Hypothalamic regulation of food and water intake has been demonstrated by electrical stimulation and by placing small electrolytic lesions in the hypothalamus. Feeding is also regulated by various hypothalamic afferents, including those from visceral sensory neurons and the olfactory and limbic systems as well as by the level of glucose in the blood.Leptin, a hormone secreted by adipose tissue, acts on hypothalamic neurons and causes reduction of food intake.

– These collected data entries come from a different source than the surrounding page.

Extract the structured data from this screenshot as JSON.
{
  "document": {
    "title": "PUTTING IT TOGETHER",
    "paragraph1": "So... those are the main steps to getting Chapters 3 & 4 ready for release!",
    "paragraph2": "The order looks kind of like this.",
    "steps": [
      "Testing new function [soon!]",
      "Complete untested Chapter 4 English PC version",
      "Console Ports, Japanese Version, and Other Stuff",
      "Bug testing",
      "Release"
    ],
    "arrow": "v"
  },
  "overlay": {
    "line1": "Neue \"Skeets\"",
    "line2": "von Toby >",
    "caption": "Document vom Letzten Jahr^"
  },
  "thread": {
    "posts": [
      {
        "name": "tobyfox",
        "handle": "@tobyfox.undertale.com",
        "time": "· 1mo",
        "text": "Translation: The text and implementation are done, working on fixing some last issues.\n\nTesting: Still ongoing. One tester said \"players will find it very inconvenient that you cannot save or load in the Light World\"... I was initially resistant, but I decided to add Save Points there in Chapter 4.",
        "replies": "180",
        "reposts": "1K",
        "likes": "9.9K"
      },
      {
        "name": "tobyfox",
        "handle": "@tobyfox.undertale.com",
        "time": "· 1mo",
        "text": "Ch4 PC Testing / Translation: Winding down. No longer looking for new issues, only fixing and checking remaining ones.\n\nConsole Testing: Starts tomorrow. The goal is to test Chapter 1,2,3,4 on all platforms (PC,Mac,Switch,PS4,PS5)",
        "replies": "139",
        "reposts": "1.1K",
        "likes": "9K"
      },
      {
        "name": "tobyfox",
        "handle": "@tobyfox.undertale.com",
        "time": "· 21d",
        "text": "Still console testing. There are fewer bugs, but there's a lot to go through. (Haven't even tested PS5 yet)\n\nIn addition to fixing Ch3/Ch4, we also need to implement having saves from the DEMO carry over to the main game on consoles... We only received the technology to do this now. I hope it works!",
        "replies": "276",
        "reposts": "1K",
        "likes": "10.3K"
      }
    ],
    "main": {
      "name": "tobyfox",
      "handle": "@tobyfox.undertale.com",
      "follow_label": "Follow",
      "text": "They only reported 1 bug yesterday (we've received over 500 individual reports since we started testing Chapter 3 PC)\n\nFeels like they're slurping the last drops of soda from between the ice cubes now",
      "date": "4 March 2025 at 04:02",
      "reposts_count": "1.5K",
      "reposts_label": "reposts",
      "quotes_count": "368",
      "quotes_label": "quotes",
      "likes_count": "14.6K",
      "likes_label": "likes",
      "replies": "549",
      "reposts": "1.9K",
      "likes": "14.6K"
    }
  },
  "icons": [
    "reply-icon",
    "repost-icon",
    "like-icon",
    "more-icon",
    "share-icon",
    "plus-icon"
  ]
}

A hunger or feeding “center” located in the lateral zone of the hypothalamus is now known to include orexin-secreting neurons. In animals, intraventricular injection of orexin causes increased eating. A “satiety center” (inhibiting food intake) has been demonstrated in the region of the ventromedial hypothalamic nucleus. Destruction of the ventromedial nucleus in a laboratory animal results in excessive food intake and obesity.

The zona incerta of the subthalamus, the lateral and ventromedial hypothalamic nuclei, and the subfornical organ are interconnected to control water intake. (See also under “Third Ventricle” near the end of this chapter.) The volume of water excreted in the urine is controlled by one of the posterior pituitary hormones (see under “Hypothalamic Control of the Pituitary Gland”).

CLINICAL NOTE

Naturally occurring anterior hypothalamic lesions in humans can also result in obesity. The cell bodies or axons of cells that regulate the output of gonadotrophic hormones by the anterior lobe of the pituitary gland may be destroyed at the same time. The combination of obesity and deficiency of secondary sex characteristics is known as the adiposogenital or Fröhlich's syndrome.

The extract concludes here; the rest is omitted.